5. Penaksiran Nilai dan Kondisi Aset Tetap.
a. Penaksiran nilai aset tetap dilakukan apabila tidak dapat diketahui harga perolehannya.
b. Kondisi aset tetap dikelompokkan atas baik, rusak ringan dan rusak berat.
c. Kriteria kondisi aset tetap yang dimaksud pada butir b dilakukan berdasarkan kriteria sebagai berikut :
1) Barang Bergerak
a) Baik (B) : Apabila kondisi barang tersebut masih dalam keadaan utuh dan berfungsi dengan baik.
b) Rusak Ringan (RR) : Apabila barang tersebut masih dalam keadaan utuh tetapi kurang berfungsi dengan baik. Untuk berfungsi dengan baik memerlukan perbaikan ringan dan tidak memerlukan penggantian bagian utama/ komponen pokok.

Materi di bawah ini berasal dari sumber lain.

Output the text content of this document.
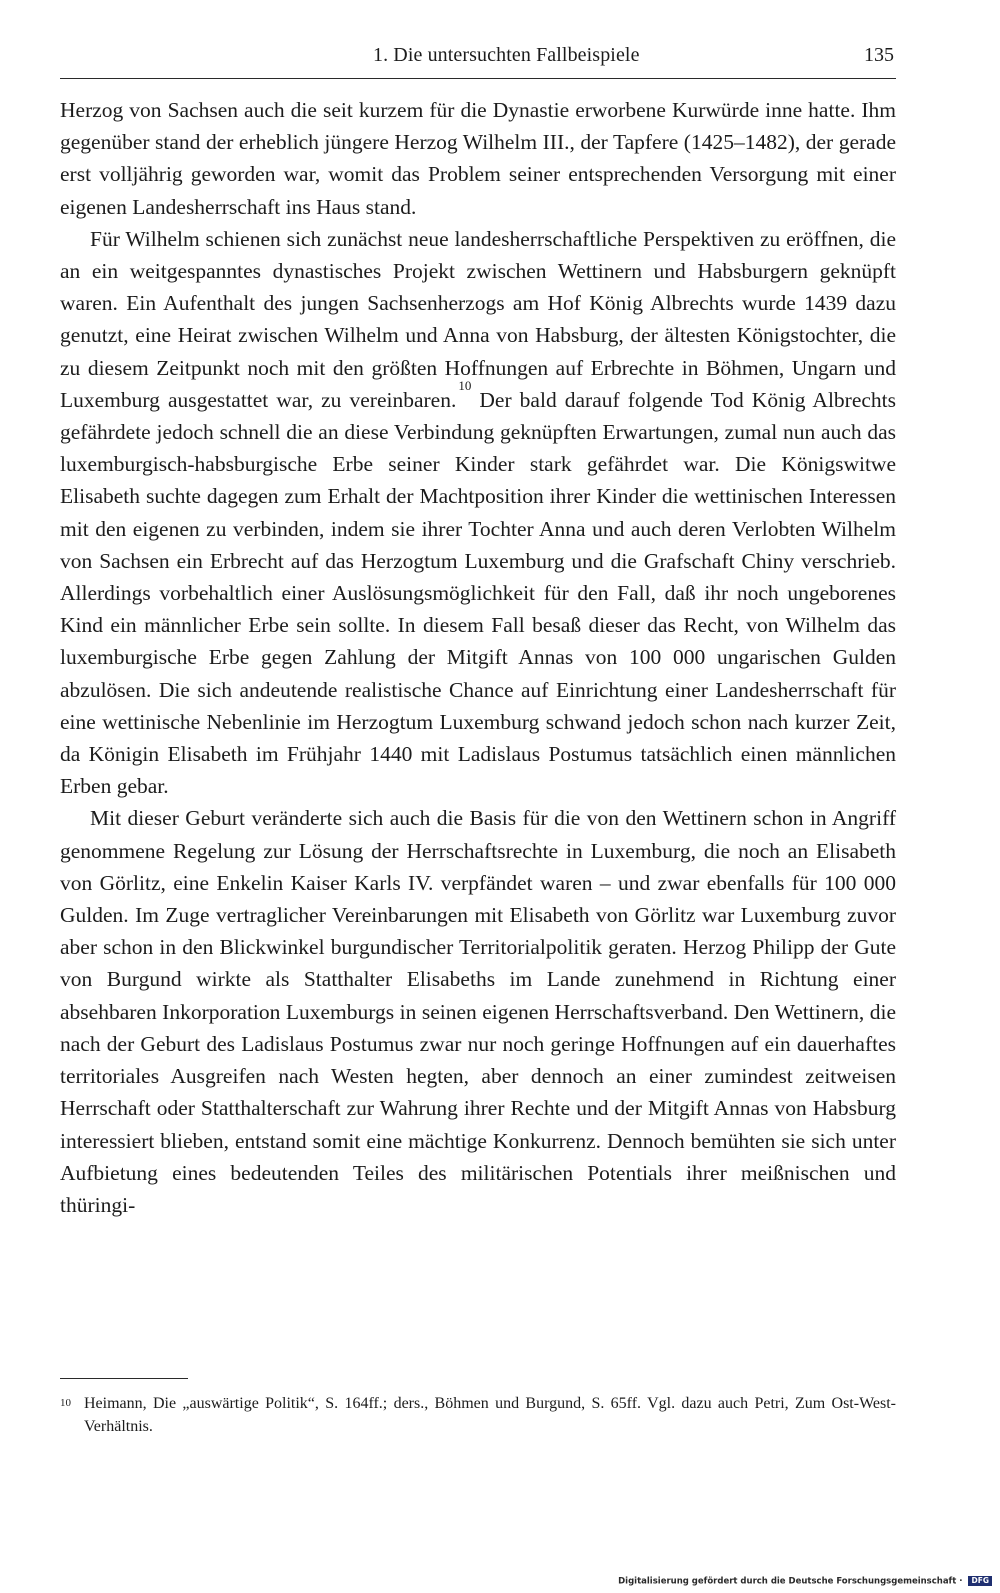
1. Die untersuchten Fallbeispiele	135

Herzog von Sachsen auch die seit kurzem für die Dynastie erworbene Kurwürde inne hatte. Ihm gegenüber stand der erheblich jüngere Herzog Wilhelm III., der Tapfere (1425–1482), der gerade erst volljährig geworden war, womit das Problem seiner entsprechenden Versorgung mit einer eigenen Landesherrschaft ins Haus stand.

Für Wilhelm schienen sich zunächst neue landesherrschaftliche Perspektiven zu eröffnen, die an ein weitgespanntes dynastisches Projekt zwischen Wettinern und Habsburgern geknüpft waren. Ein Aufenthalt des jungen Sachsenherzogs am Hof König Albrechts wurde 1439 dazu genutzt, eine Heirat zwischen Wilhelm und Anna von Habsburg, der ältesten Königstochter, die zu diesem Zeitpunkt noch mit den größten Hoffnungen auf Erbrechte in Böhmen, Ungarn und Luxemburg ausgestattet war, zu vereinbaren.$^{10}$ Der bald darauf folgende Tod König Albrechts gefährdete jedoch schnell die an diese Verbindung geknüpften Erwartungen, zumal nun auch das luxemburgisch-habsburgische Erbe seiner Kinder stark gefährdet war. Die Königswitwe Elisabeth suchte dagegen zum Erhalt der Machtposition ihrer Kinder die wettinischen Interessen mit den eigenen zu verbinden, indem sie ihrer Tochter Anna und auch deren Verlobten Wilhelm von Sachsen ein Erbrecht auf das Herzogtum Luxemburg und die Grafschaft Chiny verschrieb. Allerdings vorbehaltlich einer Auslösungsmöglichkeit für den Fall, daß ihr noch ungeborenes Kind ein männlicher Erbe sein sollte. In diesem Fall besaß dieser das Recht, von Wilhelm das luxemburgische Erbe gegen Zahlung der Mitgift Annas von 100 000 ungarischen Gulden abzulösen. Die sich andeutende realistische Chance auf Einrichtung einer Landesherrschaft für eine wettinische Nebenlinie im Herzogtum Luxemburg schwand jedoch schon nach kurzer Zeit, da Königin Elisabeth im Frühjahr 1440 mit Ladislaus Postumus tatsächlich einen männlichen Erben gebar.

Mit dieser Geburt veränderte sich auch die Basis für die von den Wettinern schon in Angriff genommene Regelung zur Lösung der Herrschaftsrechte in Luxemburg, die noch an Elisabeth von Görlitz, eine Enkelin Kaiser Karls IV. verpfändet waren – und zwar ebenfalls für 100 000 Gulden. Im Zuge vertraglicher Vereinbarungen mit Elisabeth von Görlitz war Luxemburg zuvor aber schon in den Blickwinkel burgundischer Territorialpolitik geraten. Herzog Philipp der Gute von Burgund wirkte als Statthalter Elisabeths im Lande zunehmend in Richtung einer absehbaren Inkorporation Luxemburgs in seinen eigenen Herrschaftsverband. Den Wettinern, die nach der Geburt des Ladislaus Postumus zwar nur noch geringe Hoffnungen auf ein dauerhaftes territoriales Ausgreifen nach Westen hegten, aber dennoch an einer zumindest zeitweisen Herrschaft oder Statthalterschaft zur Wahrung ihrer Rechte und der Mitgift Annas von Habsburg interessiert blieben, entstand somit eine mächtige Konkurrenz. Dennoch bemühten sie sich unter Aufbietung eines bedeutenden Teiles des militärischen Potentials ihrer meißnischen und thüringi-

10 Heimann, Die „auswärtige Politik“, S. 164ff.; ders., Böhmen und Burgund, S. 65ff. Vgl. dazu auch Petri, Zum Ost-West-Verhältnis.
Digitalisierung gefördert durch die Deutsche Forschungsgemeinschaft · DFG
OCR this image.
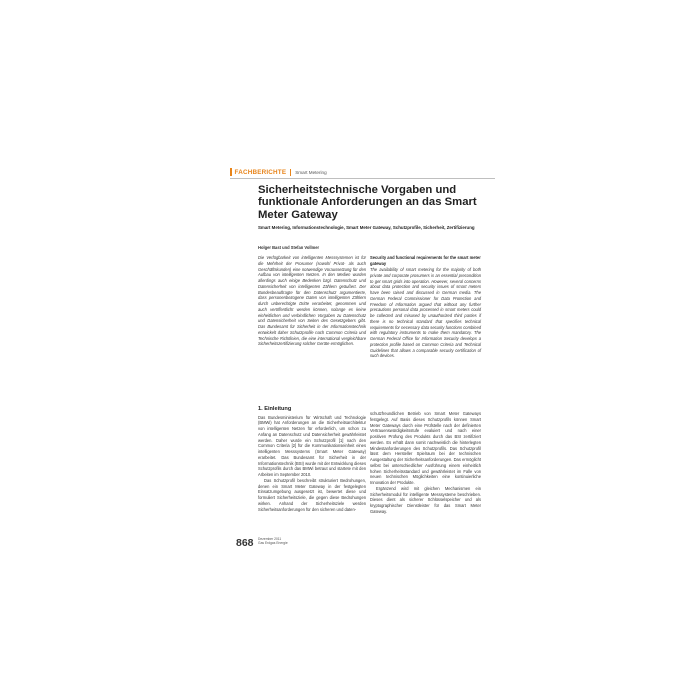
FACHBERICHTE Smart Metering
Sicherheitstechnische Vorgaben und funktionale Anforderungen an das Smart Meter Gateway

Smart Metering, Informationstechnologie, Smart Meter Gateway, Schutzprofile, Sicherheit, Zertifizierung

Holger Bast und Stefan Vollmer

Die Verfügbarkeit von intelligenten Messsystemen ist für die Mehrheit der Prosumer (sowohl Privat- als auch Geschäftskunden) eine notwendige Voraussetzung für den Aufbau von intelligenten Netzen. In den Medien wurden allerdings auch einige Bedenken bzgl. Datenschutz und Datensicherheit von intelligenten Zählern geäußert. Der Bundesbeauftragte für den Datenschutz argumentierte, dass personenbezogene Daten von intelligenten Zählern durch unberechtigte Dritte verarbeitet, genommen und auch veröffentlicht werden können, solange es keine einheitlichen und verbindlichen Vorgaben zu Datenschutz und Datensicherheit von Seiten des Gesetzgebers gibt. Das Bundesamt für Sicherheit in der Informationstechnik entwickelt daher Schutzprofile nach Common Criteria und Technische Richtlinien, die eine international vergleichbare Sicherheitszertifizierung solcher Geräte ermöglichen.

Security and functional requirements for the smart meter gateway

The availability of smart metering for the majority of both private and corporate prosumers is an essential precondition to get smart grids into operation. However, several concerns about data protection and security issues of smart meters have been raised and discussed in German media. The German Federal Commissioner for Data Protection and Freedom of Information argued that without any further precautions personal data processed in smart meters could be collected and misused by unauthorized third parties if there is no technical standard that specifies technical requirements for necessary data security functions combined with regulatory instruments to make them mandatory. The German Federal Office for Information Security develops a protection profile based on Common Criteria and Technical Guidelines that allows a comparable security certification of such devices.

1. Einleitung

Das Bundesministerium für Wirtschaft und Technologie (BMWi) hat Anforderungen an die Sicherheitsarchitektur von intelligenten Netzen für erforderlich, um schon zu Anfang an Datenschutz und Datensicherheit gewährleistet werden. Daher wurde ein Schutzprofil [1] nach den Common Criteria [2] für die Kommunikationseinheit eines intelligenten Messsystems (Smart Meter Gateway) erarbeitet. Das Bundesamt für Sicherheit in der Informationstechnik (BSI) wurde mit der Entwicklung dieses Schutzprofils durch das BMWi betraut und startete mit den Arbeiten im September 2010.

Das Schutzprofil beschreibt strukturiert Bedrohungen, denen ein Smart Meter Gateway in der festgelegten Einsatzumgebung ausgesetzt ist, bewertet diese und formuliert Sicherheitsziele, die gegen diese Bedrohungen wirken. Anhand der Sicherheitsziele werden Sicherheitsanforderungen für den sicheren und daten-

schutzfreundlichen Betrieb von Smart Meter Gateways festgelegt. Auf Basis dieses Schutzprofils können Smart Meter Gateways durch eine Prüfstelle nach der definierten Vertrauenswürdigkeitsstufe evaluiert und nach einer positiven Prüfung des Produkts durch das BSI zertifiziert werden. Es erhält dann somit nachweislich die hinterlegten Mindestanforderungen des Schutzprofils. Das Schutzprofil lässt dem Hersteller Spielraum bei der technischen Ausgestaltung der Sicherheitsanforderungen. Das ermöglicht selbst bei unterschiedlicher Ausführung einem einheitlich hohen Sicherheitsstandard und gewährleistet im Falle von neuen technischen Möglichkeiten eine kontinuierliche Innovation der Produkte.

Ergänzend wird mit gleichen Mechanismen ein Sicherheitsmodul für intelligente Messsysteme beschrieben. Dieses dient als sicherer Schlüsselspeicher und als kryptographischer Dienstleister für das Smart Meter Gateway.

868 Dezember 2011
Gas Erdgas Energie
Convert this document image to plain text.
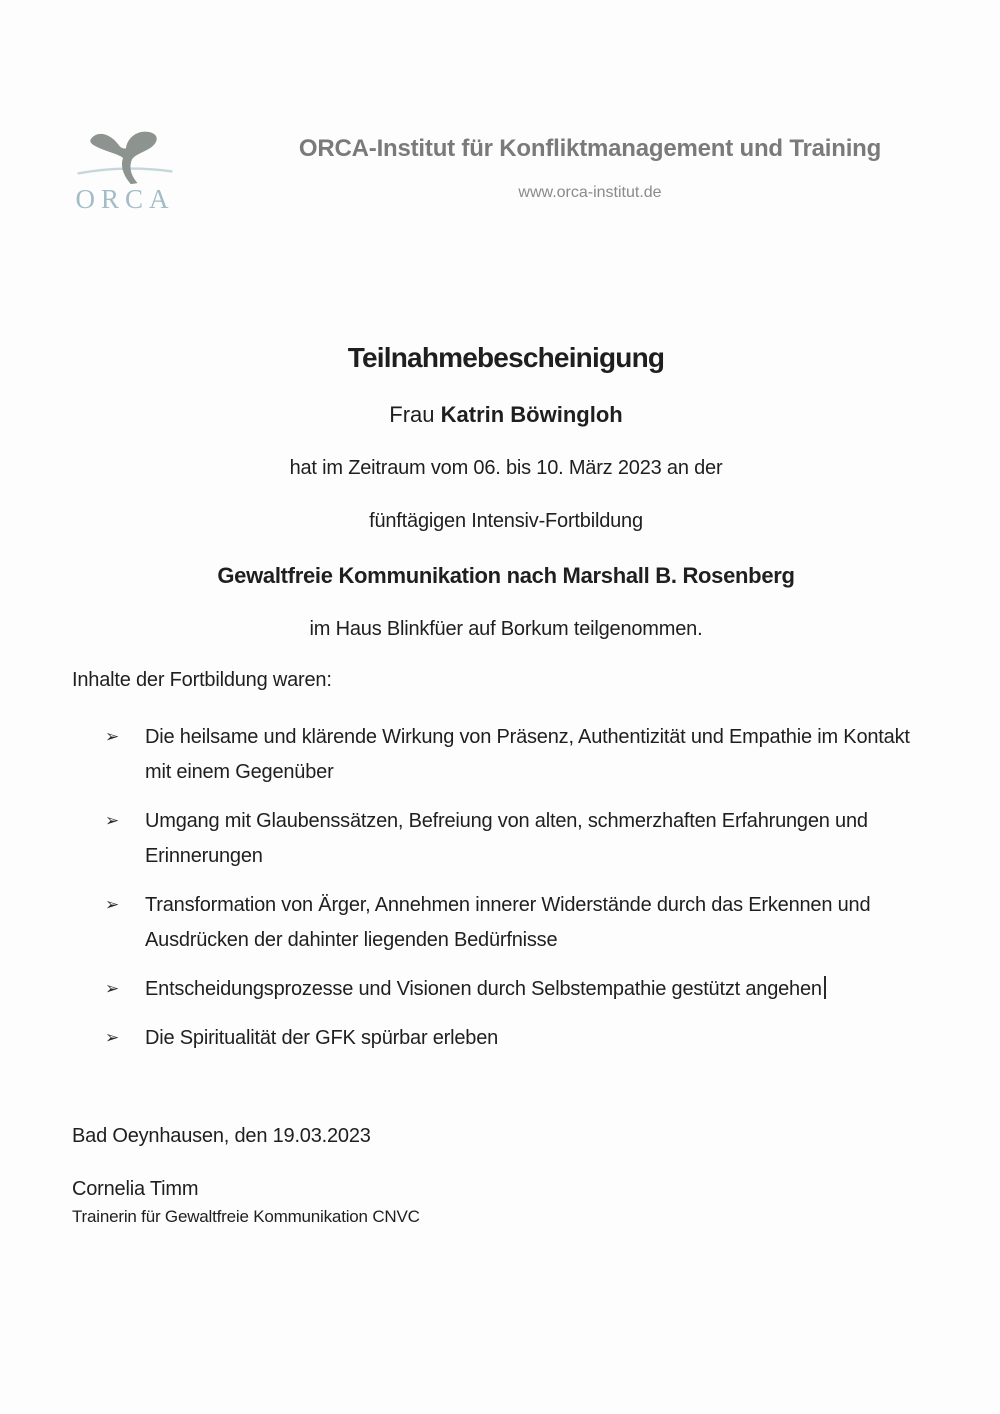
ORCA
ORCA-Institut für Konfliktmanagement und Training
www.orca-institut.de
Teilnahmebescheinigung
Frau Katrin Böwingloh
hat im Zeitraum vom 06. bis 10. März 2023 an der
fünftägigen Intensiv-Fortbildung
Gewaltfreie Kommunikation nach Marshall B. Rosenberg
im Haus Blinkfüer auf Borkum teilgenommen.
Inhalte der Fortbildung waren:
➢	Die heilsame und klärende Wirkung von Präsenz, Authentizität und Empathie im Kontakt mit einem Gegenüber
➢	Umgang mit Glaubenssätzen, Befreiung von alten, schmerzhaften Erfahrungen und Erinnerungen
➢	Transformation von Ärger, Annehmen innerer Widerstände durch das Erkennen und Ausdrücken der dahinter liegenden Bedürfnisse
➢	Entscheidungsprozesse und Visionen durch Selbstempathie gestützt angehen
➢	Die Spiritualität der GFK spürbar erleben
Bad Oeynhausen, den 19.03.2023
Cornelia Timm
Trainerin für Gewaltfreie Kommunikation CNVC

c) Rusak Berat (RB) : Apabila kondisi barang tersebut tidak utuh dan tidak berfungsi lagi atau memerlukan perbaikan besar/ penggantian bagian utama/komponen pokok, sehingga tidak ekonomis lagi untuk diadakan perbaikan/rehabilitasi.
2) Barang Tidak Bergerak
a) Tanah
 Baik (B) : Apabila kondisi tanah tersebut siap dipergunakan dan/atau dimanfaatkan sesuai dengan peruntukannya.
 Rusak Ringan (RR) : Apabila kondisi tanah tersebut karena sesuatu sebab tidak dapat dipergunakan dan/atau dimanfaatkan dan masih memerlukan pengolahan/perlakuan (misalnya pengeringan, pengurugan, perataan, dan pemadatan) untuk dapat dipergunakan sesuai dengan peruntukannya.
 Rusak Berat (RB) : Apabila kondisi tanah tersebut tidak dapat lagi dipergunakan dan/atau dimanfaatkan sesuai dengan peruntukannya karena adanya bencana alam, erosi dan sebagainya.
b) Jalan dan Jembatan
 Baik (B) : Apabila kondisi fisik barang tersebut dalam keadaan utuh dan berfungsi dengan baik.
 Rusak Ringan (RR) : Apabila kondisi fisik barang tersebut dalam keadaan utuh namun memelukan perbaikan ringan untuk dapat dipergunakan sesuai dengan fungsinya.
 Rusak Berat (RB) : Apabila kondisi fisik barang tersebut dalam keadaan tidak utuh/tidak berfungsi dengan baik dan memerlukan perbaikan dengan biaya besar.
c) Bangunan
 Baik (B) : Apabila bangunan tersebut utuh dan tidak memerlukan perbaikan yang berarti kecuali pemeliharaan rutin.
 Rusak Ringan (RR) : Apabila bangunan tersebut masih utuh, memerlukan pemeliharaan rutin dan perbaikan ringan pada komponen-komponen bukan konstruksi utama.
 Rusak Berat (RB) : Apabila bangunan tersebut tidak utuh dan tidak dapat dipergunakan lagi.